Hamburgische Staatsoper © IOCO

Staatsoper Hamburg

 TOSCA – Giacomo Puccini

  Italienische Wochen  – An der Staatsoper Hamburg

  Von   Rolf Brunckhorst

Mit der Wiederaufnahme der Tosca an der Staatsoper Hamburg begannen dort auch die bis zum 17.4.2018 dauernden „Italienischen Wochen“, mit Madame Butterfly, La Traviata, Messa da Requiem und Aida. Bisherige Tendenz: Ausgelastete, wunderbare  Vorstellungen mit einer Reihe prominenter Namen auf den Besetzungslisten. Zum Abschliss der Italienischen Wochen am 17.4.2018, in der bereits ausverkauften Tosca, werden  Anja Harteros und Jonas Kaufmann zu sehen / hören sein. IOCO, Patrik Klein, werden dann ebenfalls dabei sein und berichten.

Diese Tosca der Staatsoper Hamburg am 21.3.2018 hatte ihre Premiere am 15.10.2000; Inszenierung: Robert Carsen, Bühnenbild Anthony Ward, Licht Davy Cunningham. Das Hauptinteresse  in der Wiederaufnahme am galt vor allem dem Haus-Debüt von Riccardo Massi als Cavaradossi, dem ein großartiger Ruf vorauseilte; den am 17.3.2018 Rolf Brunckhorst für IOCO interviewt hatte. Ein lang überfälliges Debüt von Riccardo Massi an der Hamburger Staatsoper, der – ungeplant – vor diesem offiziellen Debüt ein vorzeitiges Debüt  an der Staatsoper Hamburg gab, als er kurzfristig und erfolgreich den Tenor-Part in der szenischen Produktion von Verdis  Messa da Requiem  übernahm.

Staatsoper Hamburg / Tosca - hier Tosca und Cavaradossi © Angela Gheorghiu / Staatsoper Hamburg

Staatsoper Hamburg / Tosca – hier Tosca und Cavaradossi © Angela Gheorghiu / Staatsoper Hamburg

Diesen großen Ruf bestätigte Riccardo Massi in der Tosca Wiederaufnahme.

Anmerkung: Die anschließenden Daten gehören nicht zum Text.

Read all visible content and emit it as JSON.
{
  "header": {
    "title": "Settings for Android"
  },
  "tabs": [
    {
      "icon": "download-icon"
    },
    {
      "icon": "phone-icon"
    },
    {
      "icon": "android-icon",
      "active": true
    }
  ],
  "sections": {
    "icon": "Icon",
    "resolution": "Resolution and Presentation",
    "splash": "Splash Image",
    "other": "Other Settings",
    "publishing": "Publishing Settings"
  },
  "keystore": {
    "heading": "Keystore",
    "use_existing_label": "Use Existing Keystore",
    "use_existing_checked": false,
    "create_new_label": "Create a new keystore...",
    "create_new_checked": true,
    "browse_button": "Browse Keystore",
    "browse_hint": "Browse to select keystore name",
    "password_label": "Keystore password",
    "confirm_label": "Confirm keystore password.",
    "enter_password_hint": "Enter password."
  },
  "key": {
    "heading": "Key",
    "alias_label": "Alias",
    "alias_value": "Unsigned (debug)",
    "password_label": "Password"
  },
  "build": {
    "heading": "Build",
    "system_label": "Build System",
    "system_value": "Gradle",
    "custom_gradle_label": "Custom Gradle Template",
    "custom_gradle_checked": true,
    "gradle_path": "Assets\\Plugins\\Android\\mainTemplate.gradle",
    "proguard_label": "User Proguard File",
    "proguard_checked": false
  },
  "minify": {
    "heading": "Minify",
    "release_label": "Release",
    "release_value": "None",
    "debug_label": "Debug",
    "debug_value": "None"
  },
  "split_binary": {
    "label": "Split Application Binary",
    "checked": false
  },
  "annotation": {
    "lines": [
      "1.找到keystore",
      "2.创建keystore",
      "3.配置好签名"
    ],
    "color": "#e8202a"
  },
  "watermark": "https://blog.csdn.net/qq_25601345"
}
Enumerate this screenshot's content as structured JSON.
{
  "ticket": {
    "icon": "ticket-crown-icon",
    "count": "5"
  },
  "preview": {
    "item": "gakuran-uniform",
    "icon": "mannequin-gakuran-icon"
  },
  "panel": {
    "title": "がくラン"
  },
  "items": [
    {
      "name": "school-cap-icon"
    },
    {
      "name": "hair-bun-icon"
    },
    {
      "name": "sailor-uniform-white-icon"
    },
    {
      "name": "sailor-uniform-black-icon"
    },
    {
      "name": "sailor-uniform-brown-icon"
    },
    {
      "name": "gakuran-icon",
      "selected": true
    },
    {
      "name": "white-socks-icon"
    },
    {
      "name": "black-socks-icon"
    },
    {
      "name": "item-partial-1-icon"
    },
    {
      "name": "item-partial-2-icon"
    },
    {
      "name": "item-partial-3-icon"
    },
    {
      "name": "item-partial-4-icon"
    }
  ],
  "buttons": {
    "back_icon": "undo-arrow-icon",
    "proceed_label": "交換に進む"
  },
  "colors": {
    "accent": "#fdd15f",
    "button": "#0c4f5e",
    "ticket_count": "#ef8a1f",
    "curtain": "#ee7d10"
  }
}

Er wartete mit einer großen, sehr wohlklingenden, angenehm dunkel timbrierten und äußerst höhensicheren Tenorstimme auf. Auch in den ruhigeren Momenten der Oper konnte Massi seine gefühlvolle Seite in Kombination mit lyrischem Tenorschmelz präsentieren. In den nach typisch veristischem Muster gestalteten „Action-Szenen“ überzeugte er ebenso sehr. Hierbei half sicherlich, daß Massi in jungen Jahren als Stuntman gearbeitet und damit sein Gesangsstudium finanziert hat. Mit seinem blendenden Aussehen und seiner enormen Bühnenpräsenz, gepaart mit seinem virilen Stimmtimbre wurden Erinnerungen an Franco Bonisolli wach. Alles in allem ein äußerst gelungenes Hamburg-Debüt.

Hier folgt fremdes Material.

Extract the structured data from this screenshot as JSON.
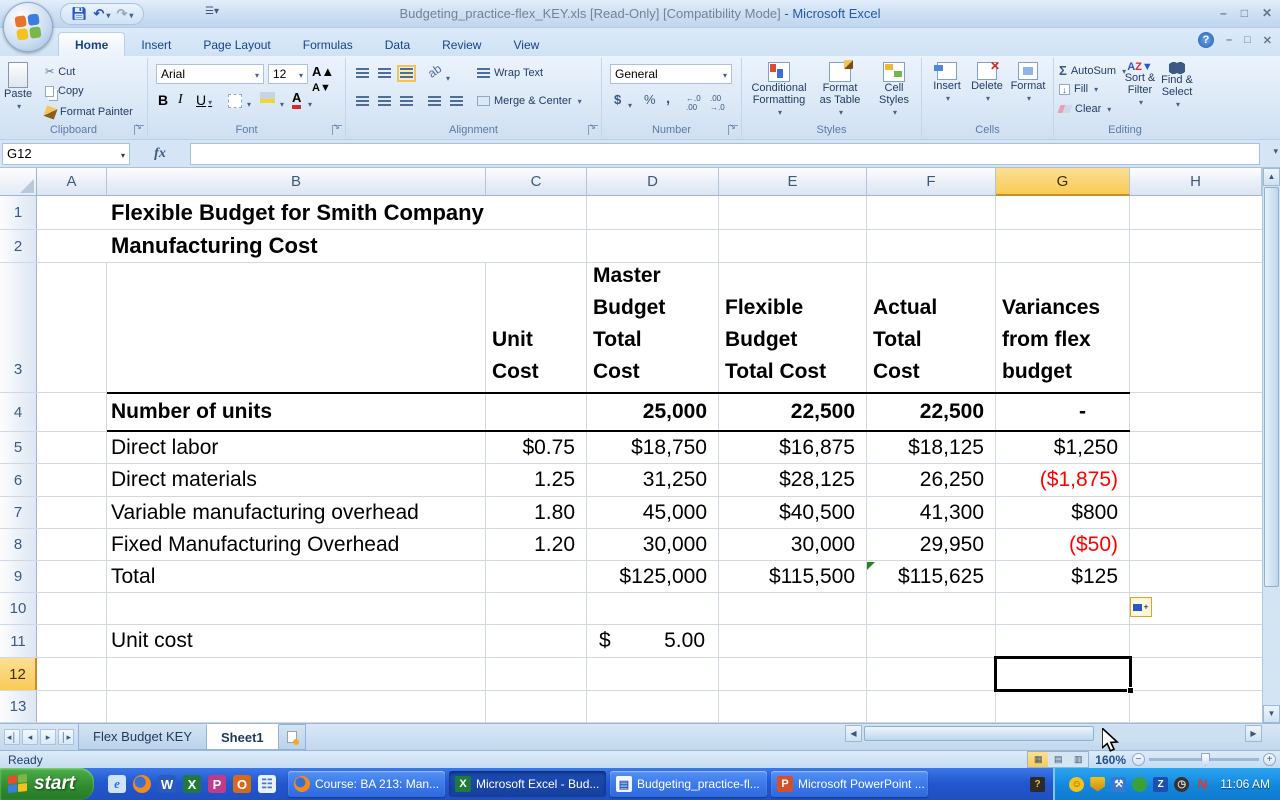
{
  "titlebar": {
    "filename": "Budgeting_practice-flex_KEY.xls  [Read-Only]  [Compatibility Mode]",
    "app": "- Microsoft Excel"
  },
  "ribbon": {
    "tabs": [
      {
        "label": "Home"
      },
      {
        "label": "Insert"
      },
      {
        "label": "Page Layout"
      },
      {
        "label": "Formulas"
      },
      {
        "label": "Data"
      },
      {
        "label": "Review"
      },
      {
        "label": "View"
      }
    ],
    "clipboard": {
      "label": "Clipboard",
      "paste": "Paste",
      "cut": "Cut",
      "copy": "Copy",
      "format_painter": "Format Painter"
    },
    "font": {
      "label": "Font",
      "family": "Arial",
      "size": "12"
    },
    "alignment": {
      "label": "Alignment",
      "wrap": "Wrap Text",
      "merge": "Merge & Center"
    },
    "number": {
      "label": "Number",
      "format": "General"
    },
    "styles": {
      "label": "Styles",
      "conditional": "Conditional\nFormatting",
      "as_table": "Format\nas Table",
      "cell_styles": "Cell\nStyles"
    },
    "cells": {
      "label": "Cells",
      "insert": "Insert",
      "delete": "Delete",
      "format": "Format"
    },
    "editing": {
      "label": "Editing",
      "autosum": "AutoSum",
      "fill": "Fill",
      "clear": "Clear",
      "sort": "Sort &\nFilter",
      "find": "Find &\nSelect"
    }
  },
  "formula_bar": {
    "name_box": "G12",
    "fx": "fx",
    "content": ""
  },
  "sheet": {
    "col_headers": [
      "A",
      "B",
      "C",
      "D",
      "E",
      "F",
      "G",
      "H"
    ],
    "row_headers": [
      "1",
      "2",
      "3",
      "4",
      "5",
      "6",
      "7",
      "8",
      "9",
      "10",
      "11",
      "12",
      "13"
    ],
    "selected_cell": "G12",
    "r1_title": "Flexible Budget for Smith Company",
    "r2_title": "Manufacturing Cost",
    "h": {
      "c": "Unit\nCost",
      "d": "Master\nBudget\nTotal\nCost",
      "e": "Flexible\nBudget\nTotal Cost",
      "f": "Actual\nTotal\nCost",
      "g": "Variances\nfrom flex\nbudget"
    },
    "r4": {
      "b": "Number of units",
      "d": "25,000",
      "e": "22,500",
      "f": "22,500",
      "g": "-"
    },
    "r5": {
      "b": "Direct labor",
      "c": "$0.75",
      "d": "$18,750",
      "e": "$16,875",
      "f": "$18,125",
      "g": "$1,250"
    },
    "r6": {
      "b": "Direct materials",
      "c": "1.25",
      "d": "31,250",
      "e": "$28,125",
      "f": "26,250",
      "g": "($1,875)"
    },
    "r7": {
      "b": "Variable manufacturing overhead",
      "c": "1.80",
      "d": "45,000",
      "e": "$40,500",
      "f": "41,300",
      "g": "$800"
    },
    "r8": {
      "b": "Fixed Manufacturing Overhead",
      "c": "1.20",
      "d": "30,000",
      "e": "30,000",
      "f": "29,950",
      "g": "($50)"
    },
    "r9": {
      "b": "Total",
      "d": "$125,000",
      "e": "$115,500",
      "f": "$115,625",
      "g": "$125"
    },
    "r11": {
      "b": "Unit cost",
      "d_currency": "$",
      "d_value": "5.00"
    }
  },
  "sheet_tabs": {
    "tabs": [
      {
        "label": "Flex Budget KEY"
      },
      {
        "label": "Sheet1"
      }
    ]
  },
  "status_bar": {
    "mode": "Ready",
    "zoom": "160%"
  },
  "taskbar": {
    "start": "start",
    "windows": [
      {
        "label": "Course: BA 213: Man..."
      },
      {
        "label": "Microsoft Excel - Bud..."
      },
      {
        "label": "Budgeting_practice-fl..."
      },
      {
        "label": "Microsoft PowerPoint ..."
      }
    ],
    "clock": "11:06 AM"
  },
  "colors": {
    "selection_gold": "#f9cb56",
    "negative_red": "#ff0000",
    "gridline": "#d0d7e5",
    "taskbar_blue": "#2458cf"
  }
}
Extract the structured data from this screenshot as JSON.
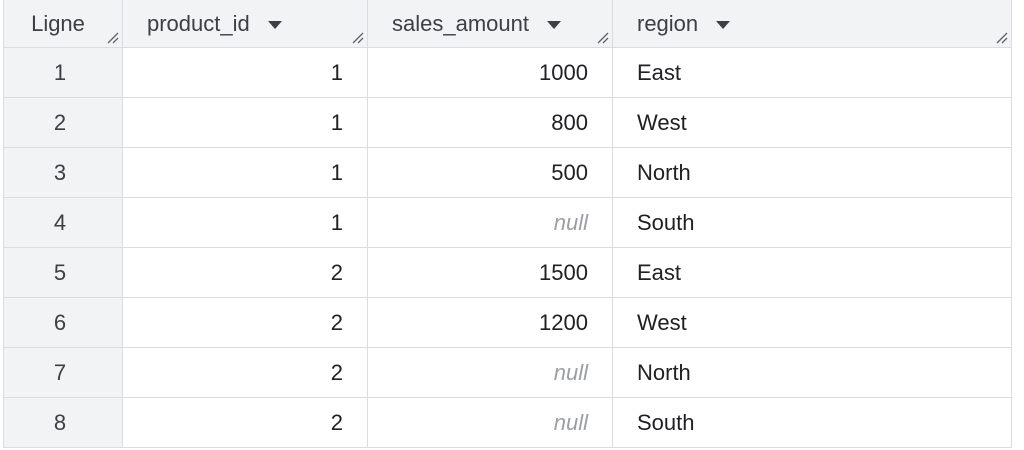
{
  "table": {
    "headers": {
      "line": "Ligne",
      "product_id": "product_id",
      "sales_amount": "sales_amount",
      "region": "region"
    },
    "rows": [
      {
        "line": "1",
        "product_id": "1",
        "sales_amount": "1000",
        "region": "East"
      },
      {
        "line": "2",
        "product_id": "1",
        "sales_amount": "800",
        "region": "West"
      },
      {
        "line": "3",
        "product_id": "1",
        "sales_amount": "500",
        "region": "North"
      },
      {
        "line": "4",
        "product_id": "1",
        "sales_amount": "null",
        "region": "South"
      },
      {
        "line": "5",
        "product_id": "2",
        "sales_amount": "1500",
        "region": "East"
      },
      {
        "line": "6",
        "product_id": "2",
        "sales_amount": "1200",
        "region": "West"
      },
      {
        "line": "7",
        "product_id": "2",
        "sales_amount": "null",
        "region": "North"
      },
      {
        "line": "8",
        "product_id": "2",
        "sales_amount": "null",
        "region": "South"
      }
    ]
  }
}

An seiner Seite gestaltete Angela Gheorghiu die Partie der Floria Tosca. Bei aller Objektivität muß man leider feststellen, daß sie stimmlich nicht mehr aus dem Vollen schöpfen kann. Zu oft geraten Töne zu kurz oder die Kraft reicht nicht, sich gegen das ganz prächtig aufspielende Orchester durchzusetzen. Für die strategisch wichtigen Spitzentöne fand sie zwar genügend Kraft, aber diese fielen arg grell aus. Darstellerisch verhielt sie sich eher reserviert, bewegte sich oftmals vornüber gebeugt, was aber möglicherweise auch an der angeschrägten Bühne liegen konnte. Als Dritter im Bunde konnte sich Franco Vassallo als Scarpia mühelos in die Reihe der bisherigen Scarpia-Bösewichter dieser Hamburger Inszenierung einfügen. Sein Bariton ist angenehm timbriert, groß und volltönend, was ihm besonders im „Te deum“ zugute kommt. Dankenswerterweise zeigt er in der Szene mit Tosca im zweiten Akt, daß er den Scarpia auch sehr differenziert singen und darzustellen vermag. In den weiteren Partien fielen Alexander Roslavets als Sagrestano und Alin Anca als Angelotti positiv auf, während man sich für Spoletta und für den Hirten wohlklingendere Stimmen gewünscht hätte.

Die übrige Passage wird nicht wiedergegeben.